Chinese authorities have drawn global attentions for building re-education camps in Xinjiang. Atajurt Kazakh Human Rights, a Kazakh civil organization, has volunteered to disclose the inside stories about the Xinjiang Re-education camps and to assist the Kazakh, Uighur, and Kirgiz people in Xinjiang in finding missing or imprisoned relatives and friends. Recently, a pro-Beijing local Chinese group in Kazakhstan filed a lawsuit against Atajurt, charging the organization and its founder Serikzhan Bilash with “destroying the friendship between China and Kazakhstan.” It asked the court to declare Atajurt an illegal organization.

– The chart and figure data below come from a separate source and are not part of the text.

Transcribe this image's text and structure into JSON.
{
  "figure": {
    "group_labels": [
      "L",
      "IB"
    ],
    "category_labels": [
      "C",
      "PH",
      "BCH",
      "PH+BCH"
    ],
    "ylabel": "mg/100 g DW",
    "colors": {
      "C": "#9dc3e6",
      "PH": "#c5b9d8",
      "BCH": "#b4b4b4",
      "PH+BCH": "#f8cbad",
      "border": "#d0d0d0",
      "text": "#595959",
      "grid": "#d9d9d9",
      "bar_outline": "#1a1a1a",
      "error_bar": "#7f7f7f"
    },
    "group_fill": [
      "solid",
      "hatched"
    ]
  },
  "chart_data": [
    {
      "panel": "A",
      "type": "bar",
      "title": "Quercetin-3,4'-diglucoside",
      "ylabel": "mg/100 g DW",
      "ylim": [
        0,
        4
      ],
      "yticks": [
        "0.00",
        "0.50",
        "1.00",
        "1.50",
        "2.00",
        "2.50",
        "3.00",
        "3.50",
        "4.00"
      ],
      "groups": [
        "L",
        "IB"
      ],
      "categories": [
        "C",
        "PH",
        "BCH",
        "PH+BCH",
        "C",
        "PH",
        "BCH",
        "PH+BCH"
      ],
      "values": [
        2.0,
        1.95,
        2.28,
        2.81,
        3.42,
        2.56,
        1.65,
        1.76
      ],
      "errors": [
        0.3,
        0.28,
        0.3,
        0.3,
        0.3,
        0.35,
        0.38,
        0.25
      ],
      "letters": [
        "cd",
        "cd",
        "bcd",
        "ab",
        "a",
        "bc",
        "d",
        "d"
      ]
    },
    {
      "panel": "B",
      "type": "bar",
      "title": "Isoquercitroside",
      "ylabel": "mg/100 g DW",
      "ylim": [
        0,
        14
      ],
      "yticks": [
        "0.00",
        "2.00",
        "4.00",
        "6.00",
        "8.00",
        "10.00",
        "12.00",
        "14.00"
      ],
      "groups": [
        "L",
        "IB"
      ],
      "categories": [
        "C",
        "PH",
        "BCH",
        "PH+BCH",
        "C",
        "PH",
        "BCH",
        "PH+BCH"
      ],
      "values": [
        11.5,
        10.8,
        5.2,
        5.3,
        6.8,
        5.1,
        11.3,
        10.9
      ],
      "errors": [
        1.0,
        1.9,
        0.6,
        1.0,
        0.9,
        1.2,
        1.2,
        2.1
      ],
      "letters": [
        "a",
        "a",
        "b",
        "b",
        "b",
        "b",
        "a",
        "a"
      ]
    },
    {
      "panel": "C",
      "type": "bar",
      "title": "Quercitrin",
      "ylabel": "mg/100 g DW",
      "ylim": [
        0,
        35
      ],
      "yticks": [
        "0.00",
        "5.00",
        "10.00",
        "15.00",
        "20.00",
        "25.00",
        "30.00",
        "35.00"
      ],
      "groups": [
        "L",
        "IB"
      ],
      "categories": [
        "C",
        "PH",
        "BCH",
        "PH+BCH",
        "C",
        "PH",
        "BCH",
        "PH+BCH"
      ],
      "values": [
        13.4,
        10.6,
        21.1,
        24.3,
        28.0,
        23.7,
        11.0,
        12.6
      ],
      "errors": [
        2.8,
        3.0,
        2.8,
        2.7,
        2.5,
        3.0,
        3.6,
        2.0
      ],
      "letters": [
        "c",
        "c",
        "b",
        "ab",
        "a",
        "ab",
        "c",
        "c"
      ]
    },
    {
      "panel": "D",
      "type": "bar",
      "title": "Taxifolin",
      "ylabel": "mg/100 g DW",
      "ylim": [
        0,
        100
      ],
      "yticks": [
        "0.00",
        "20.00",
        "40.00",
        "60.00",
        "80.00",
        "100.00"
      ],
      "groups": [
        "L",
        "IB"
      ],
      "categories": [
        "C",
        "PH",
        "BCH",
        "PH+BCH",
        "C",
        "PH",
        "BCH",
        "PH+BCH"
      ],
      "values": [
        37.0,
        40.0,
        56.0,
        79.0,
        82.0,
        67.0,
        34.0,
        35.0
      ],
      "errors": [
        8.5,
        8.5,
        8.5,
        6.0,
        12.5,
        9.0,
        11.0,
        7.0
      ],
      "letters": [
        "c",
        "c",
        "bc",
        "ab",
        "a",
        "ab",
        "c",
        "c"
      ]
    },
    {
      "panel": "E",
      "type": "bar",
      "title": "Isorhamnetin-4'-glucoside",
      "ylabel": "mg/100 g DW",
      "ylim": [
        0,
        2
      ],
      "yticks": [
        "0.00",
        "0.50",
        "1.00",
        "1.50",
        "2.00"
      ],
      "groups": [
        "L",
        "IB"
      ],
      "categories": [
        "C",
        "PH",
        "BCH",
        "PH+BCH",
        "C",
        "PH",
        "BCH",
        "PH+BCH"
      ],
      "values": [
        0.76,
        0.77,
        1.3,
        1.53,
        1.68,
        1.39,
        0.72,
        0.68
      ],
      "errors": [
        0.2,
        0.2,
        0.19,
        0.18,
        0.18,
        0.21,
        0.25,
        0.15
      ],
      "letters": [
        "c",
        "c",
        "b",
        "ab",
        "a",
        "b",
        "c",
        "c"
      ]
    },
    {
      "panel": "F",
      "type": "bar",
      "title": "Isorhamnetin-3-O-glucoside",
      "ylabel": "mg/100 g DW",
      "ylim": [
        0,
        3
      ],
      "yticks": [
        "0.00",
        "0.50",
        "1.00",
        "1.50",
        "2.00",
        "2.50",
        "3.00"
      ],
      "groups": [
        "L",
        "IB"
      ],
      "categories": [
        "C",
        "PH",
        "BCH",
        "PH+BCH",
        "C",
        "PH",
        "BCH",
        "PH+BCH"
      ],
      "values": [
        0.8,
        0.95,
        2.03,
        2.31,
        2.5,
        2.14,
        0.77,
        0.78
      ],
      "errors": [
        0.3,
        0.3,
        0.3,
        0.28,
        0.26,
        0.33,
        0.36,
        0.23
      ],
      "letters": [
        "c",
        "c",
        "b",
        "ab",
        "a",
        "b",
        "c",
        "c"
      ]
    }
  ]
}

According to Radio Free Asia, Atajurt obtained a plethora of information regarding the Chinese government’s ethnic policies and practices in Xinjiang, including burning The Koran, demolishing mosques, prohibiting ethnic minorities from holding traditional weddings or funerals, and even sentencing Imams or causing Imams to die in prison. This information has drawn attention from the United States, the United Nations, and the European Union.
It has been said that the 37-member “patriotic overseas Chinese” group has close ties with the Chinese Embassy. According to Serikzhan, these people have participated in a number of social events that the Chinese Embassy organized in Kazakhstan, such as the annual “National Day” dinner, and they also attended the Chinese People’s Political Consultative Conference (held in Beijing). He said that, “Their purpose is to stop us from organizing activities and stop us from continuing to collect information and evidence about the Xinjiang ‘re-education’ concentration camps.”